Les hausses saines et durables des actions sont toujours soutenues par des grands cycles d’investissement ou de dépenses. On peut par exemple citer le bull market de l’acier au début du XXème siècle, celui de la consommation de masse et du marketing des années 50-60, et enfin celui de la fameuse ère des «TMT» qui, avant de devenir une bulle, aura permis une formidable phase de hausse des marchés actions.

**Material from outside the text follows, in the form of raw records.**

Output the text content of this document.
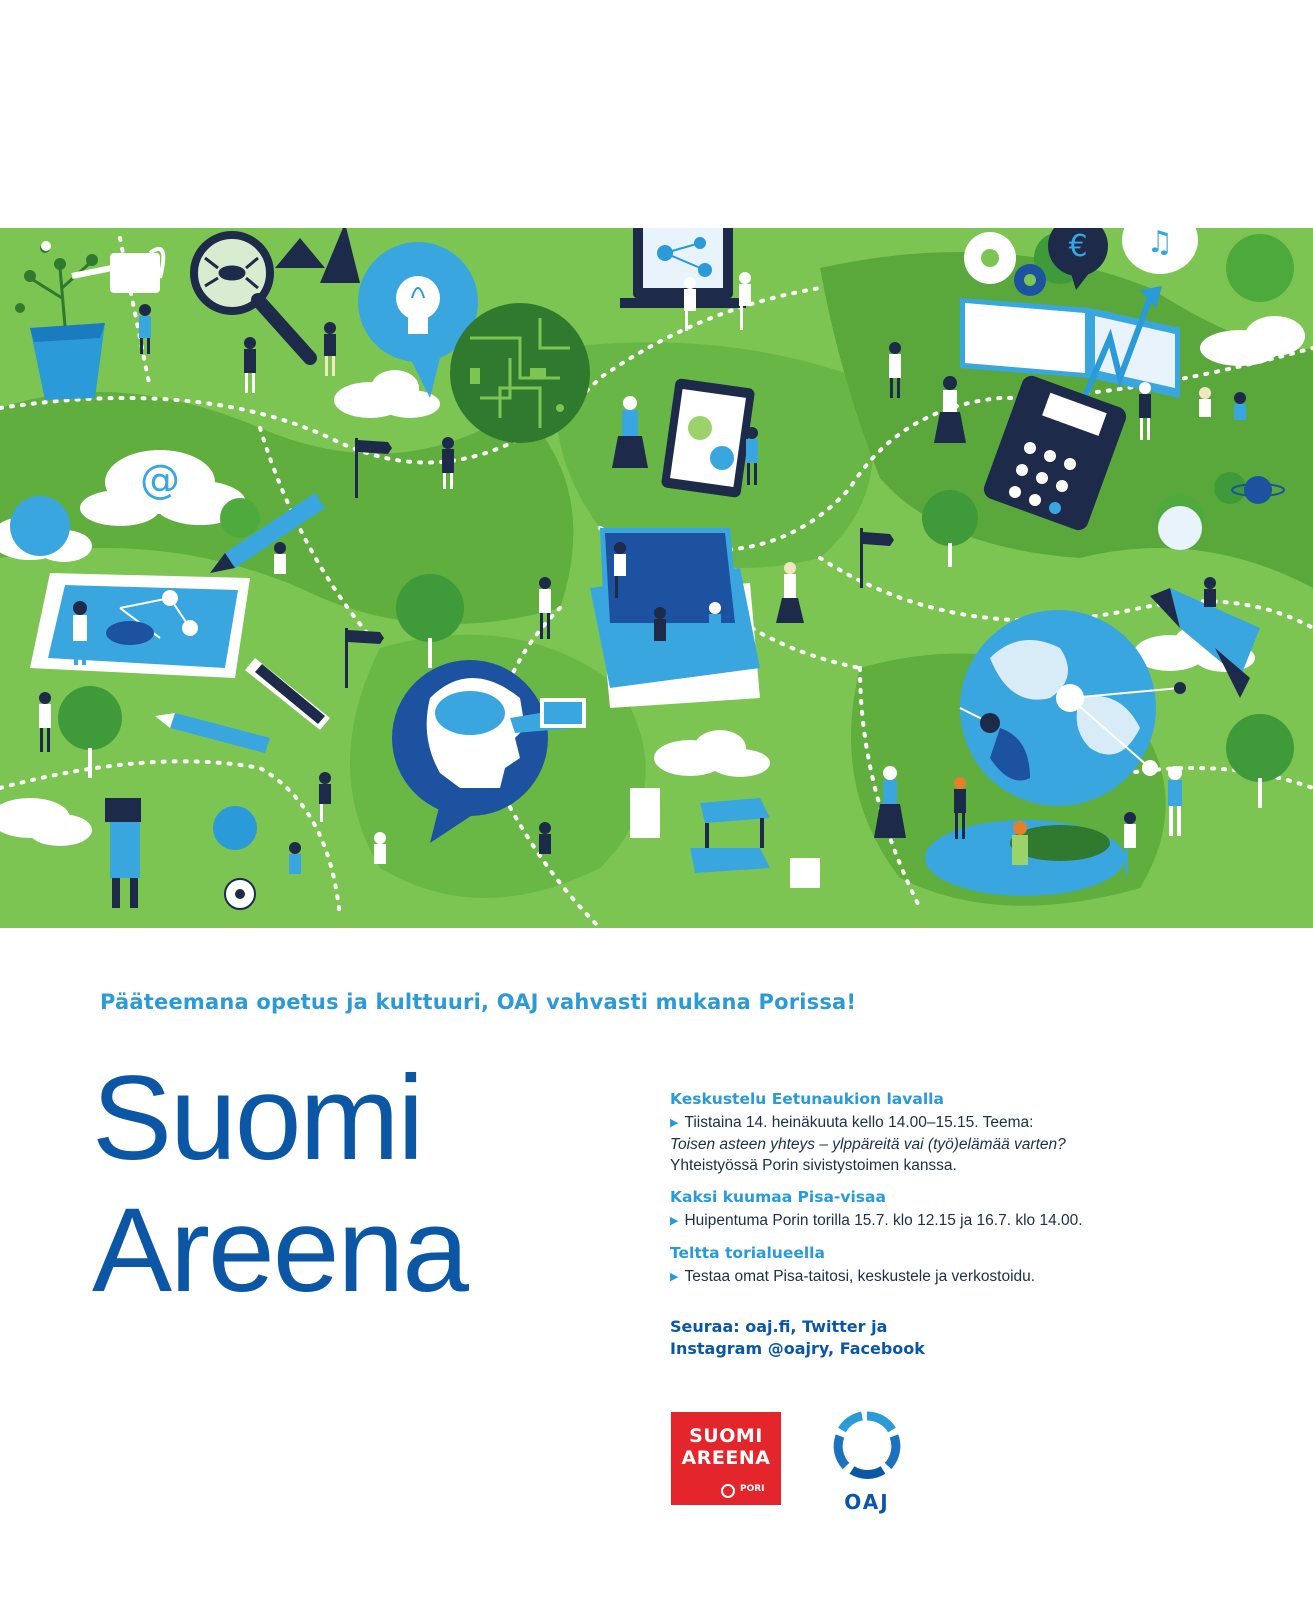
€ ♫
@
Pääteemana opetus ja kulttuuri, OAJ vahvasti mukana Porissa!
Suomi
Areena
Keskustelu Eetunaukion lavalla
▶ Tiistaina 14. heinäkuuta kello 14.00–15.15. Teema:
Toisen asteen yhteys – ylppäreitä vai (työ)elämää varten?
Yhteistyössä Porin sivistystoimen kanssa.
Kaksi kuumaa Pisa-visaa
▶ Huipentuma Porin torilla 15.7. klo 12.15 ja 16.7. klo 14.00.
Teltta torialueella
▶ Testaa omat Pisa-taitosi, keskustele ja verkostoidu.
Seuraa: oaj.fi, Twitter ja
Instagram @oajry, Facebook
SUOMI
AREENA
PORI
OAJ
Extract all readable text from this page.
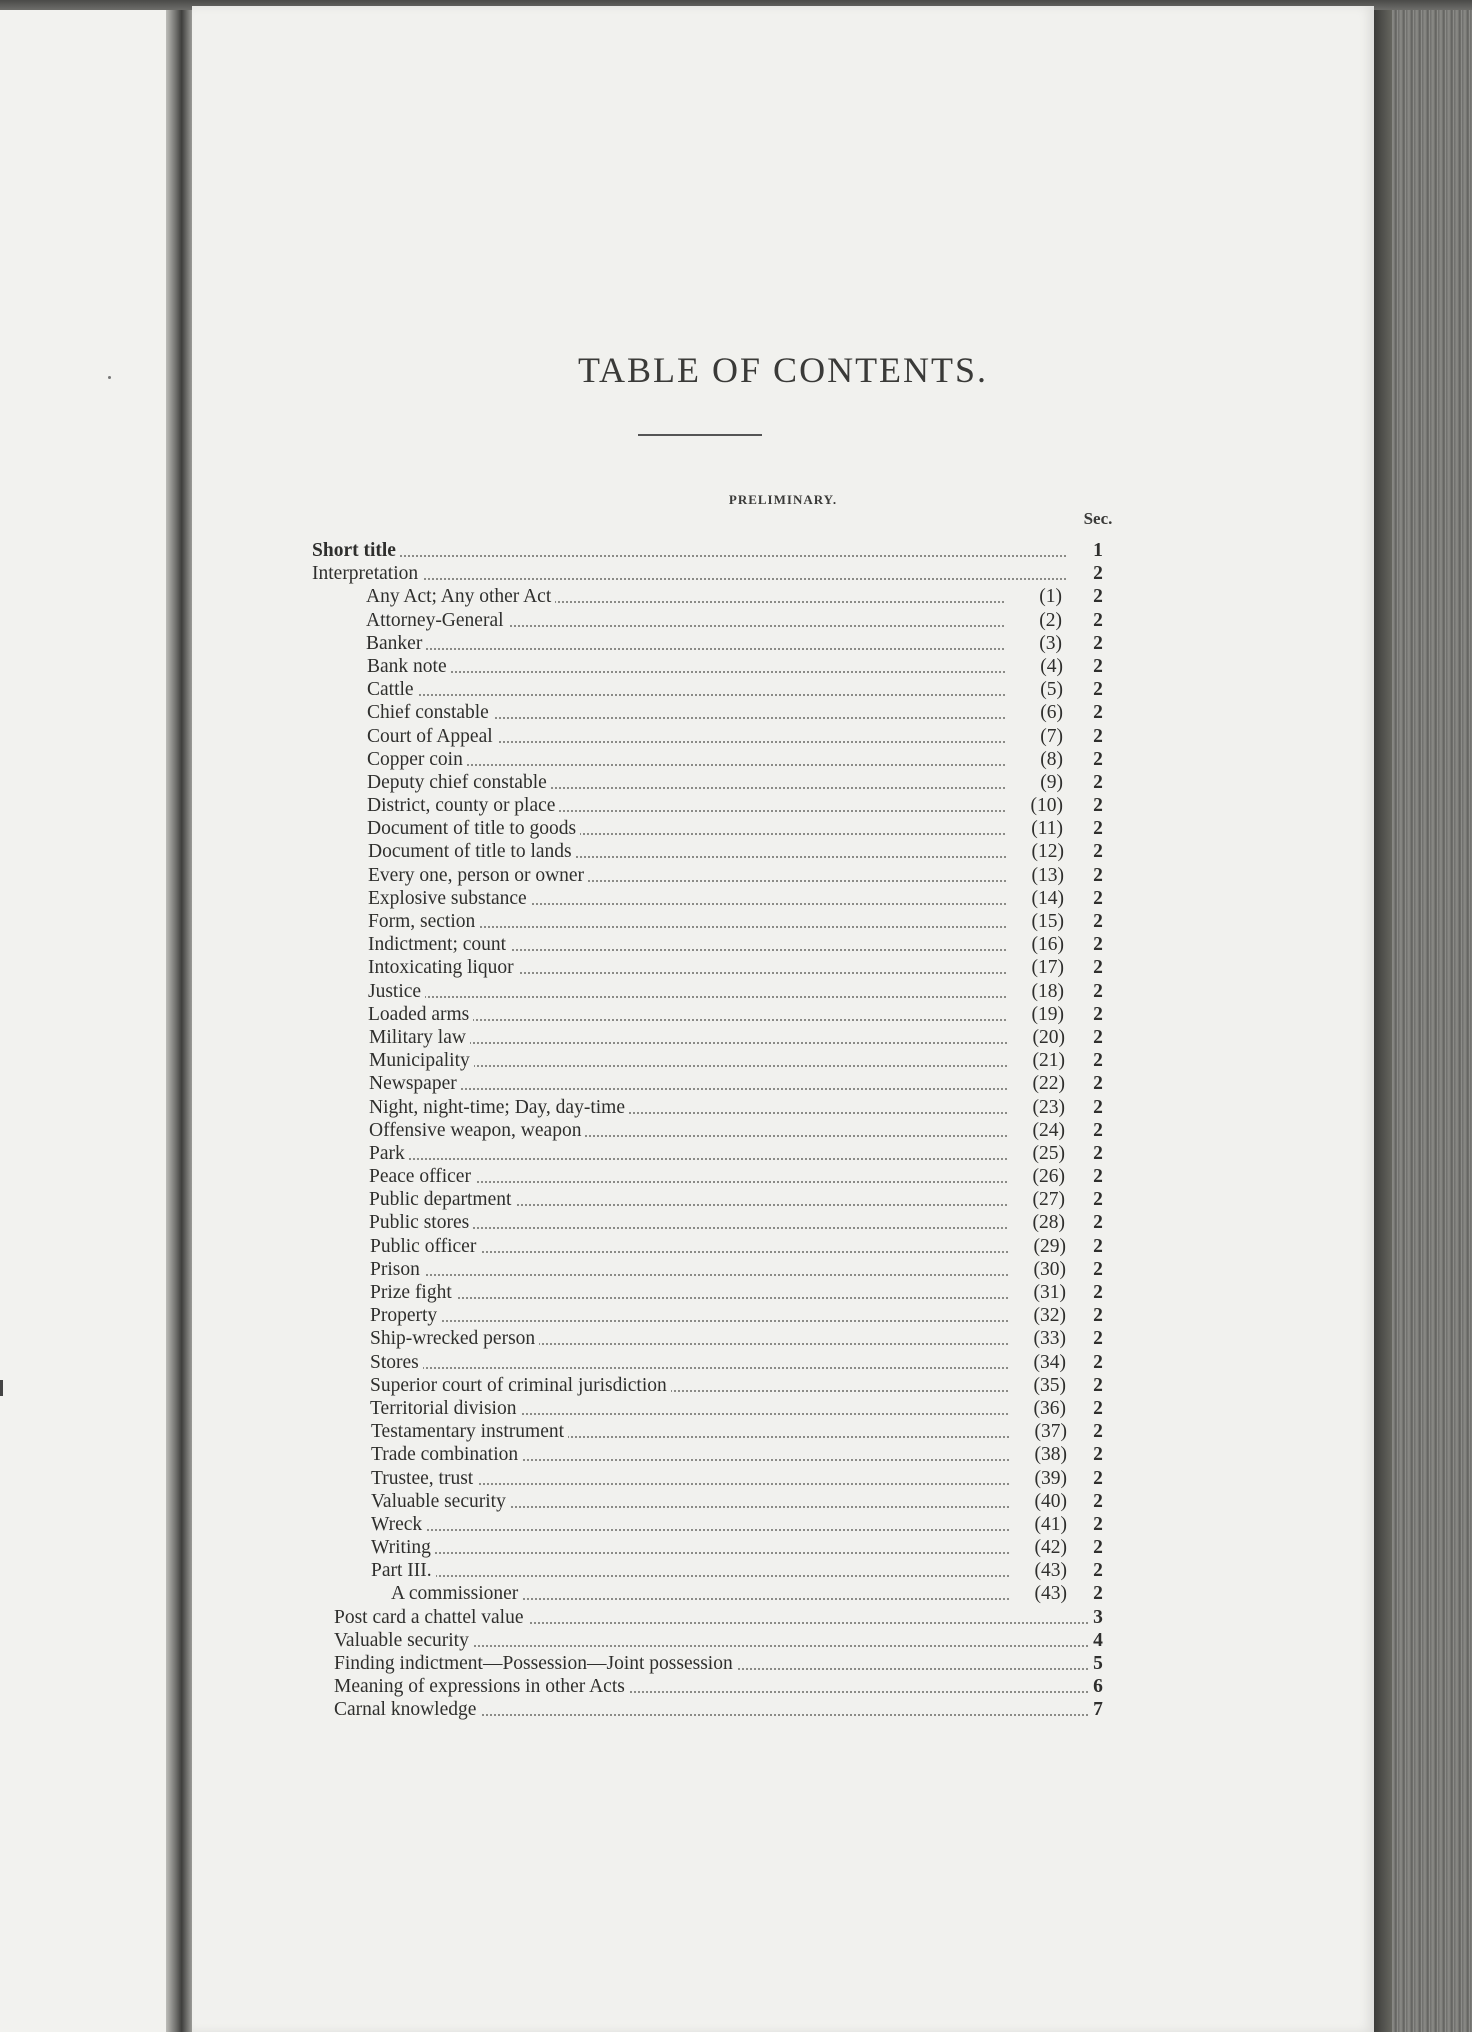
TABLE OF CONTENTS.
PRELIMINARY.
Sec.
Short title	1
Interpretation	2
Any Act; Any other Act	(1)	2
Attorney-General	(2)	2
Banker	(3)	2
Bank note	(4)	2
Cattle	(5)	2
Chief constable	(6)	2
Court of Appeal	(7)	2
Copper coin	(8)	2
Deputy chief constable	(9)	2
District, county or place	(10)	2
Document of title to goods	(11)	2
Document of title to lands	(12)	2
Every one, person or owner	(13)	2
Explosive substance	(14)	2
Form, section	(15)	2
Indictment; count	(16)	2
Intoxicating liquor	(17)	2
Justice	(18)	2
Loaded arms	(19)	2
Military law	(20)	2
Municipality	(21)	2
Newspaper	(22)	2
Night, night-time; Day, day-time	(23)	2
Offensive weapon, weapon	(24)	2
Park	(25)	2
Peace officer	(26)	2
Public department	(27)	2
Public stores	(28)	2
Public officer	(29)	2
Prison	(30)	2
Prize fight	(31)	2
Property	(32)	2
Ship-wrecked person	(33)	2
Stores	(34)	2
Superior court of criminal jurisdiction	(35)	2
Territorial division	(36)	2
Testamentary instrument	(37)	2
Trade combination	(38)	2
Trustee, trust	(39)	2
Valuable security	(40)	2
Wreck	(41)	2
Writing	(42)	2
Part III.	(43)	2
A commissioner	(43)	2
Post card a chattel value	3
Valuable security	4
Finding indictment—Possession—Joint possession	5
Meaning of expressions in other Acts	6
Carnal knowledge	7
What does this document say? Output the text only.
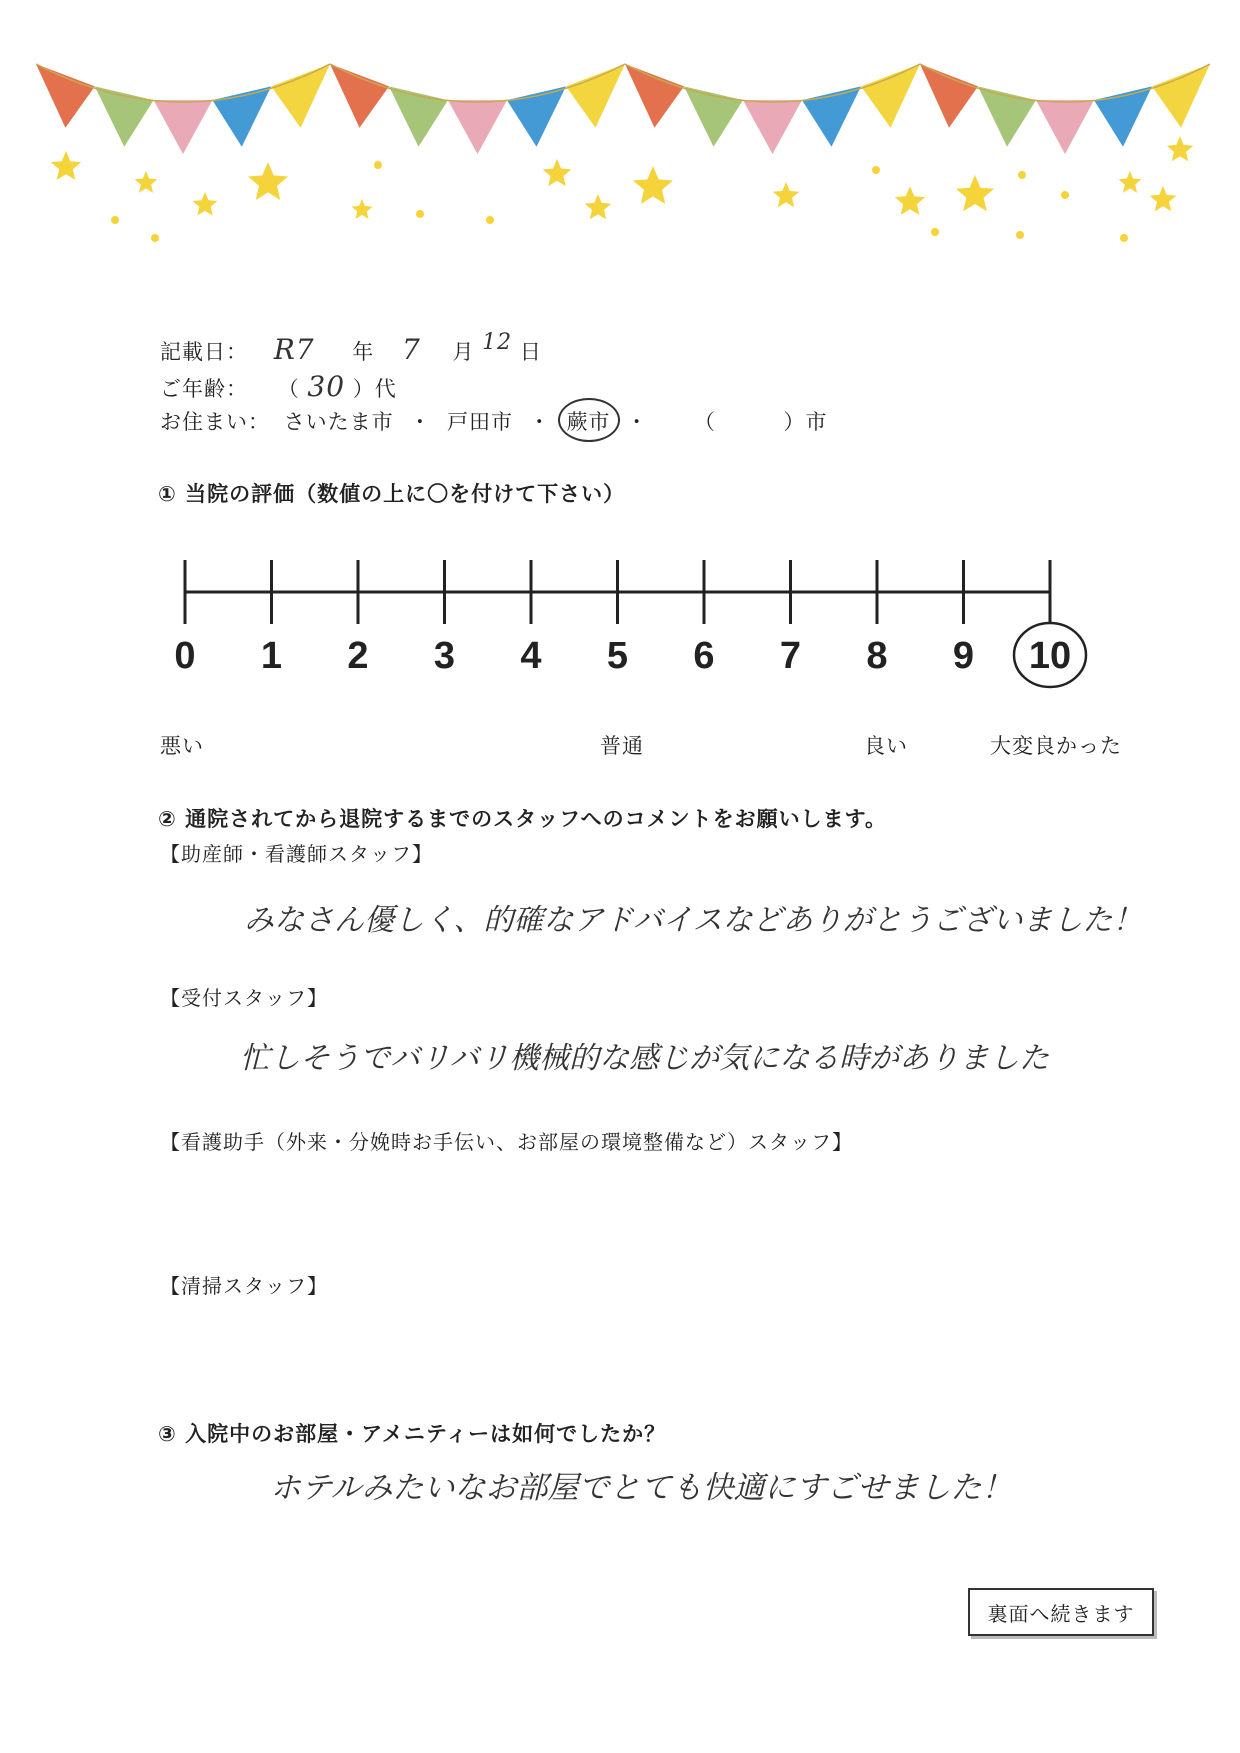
記載日： R7 年 7 月 12 日
ご年齢： （ 30 ）代
お住まい： さいたま市 ・ 戸田市 ・ 蕨市 ・ （	）市
① 当院の評価（数値の上に〇を付けて下さい）
0 1 2 3 4 5 6 7 8 9 10
悪い	普通	良い	大変良かった
② 通院されてから退院するまでのスタッフへのコメントをお願いします。
【助産師・看護師スタッフ】
みなさん優しく、的確なアドバイスなどありがとうございました！
【受付スタッフ】
忙しそうでバリバリ機械的な感じが気になる時がありました
【看護助手（外来・分娩時お手伝い、お部屋の環境整備など）スタッフ】
【清掃スタッフ】
③ 入院中のお部屋・アメニティーは如何でしたか？
ホテルみたいなお部屋でとても快適にすごせました！
裏面へ続きます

Depuis un peu moins de dix ans, malgré les tourments actuels, une nouvelle séquence de hausse significative des principaux marchés actions s’est enclenchée; son premier moteur aura été la digitalisation. Pour s’en rendre compte, il suffit d’observer les chiffres de croissance des activités de «cloud» d’entreprises comme Microsoft, Amazon ou Alphabet durant les années récentes. Ce cycle d’investissement, déjà bien entamé, risque de durer encore de nombreuses années, avec toutefois des taux de croissance probablement moins spectaculaires.

Nous pouvons clairement identifier deux autres vecteurs d’investissements massifs. Commençons par le dernier arrivé, qui, bien que déjà sous-jacent auparavant, a éclaté au grand jour avec le conflit entre la Russie et l’Ukraine. Il s’agit évidemment de la sécurité au sens large et de l’armement.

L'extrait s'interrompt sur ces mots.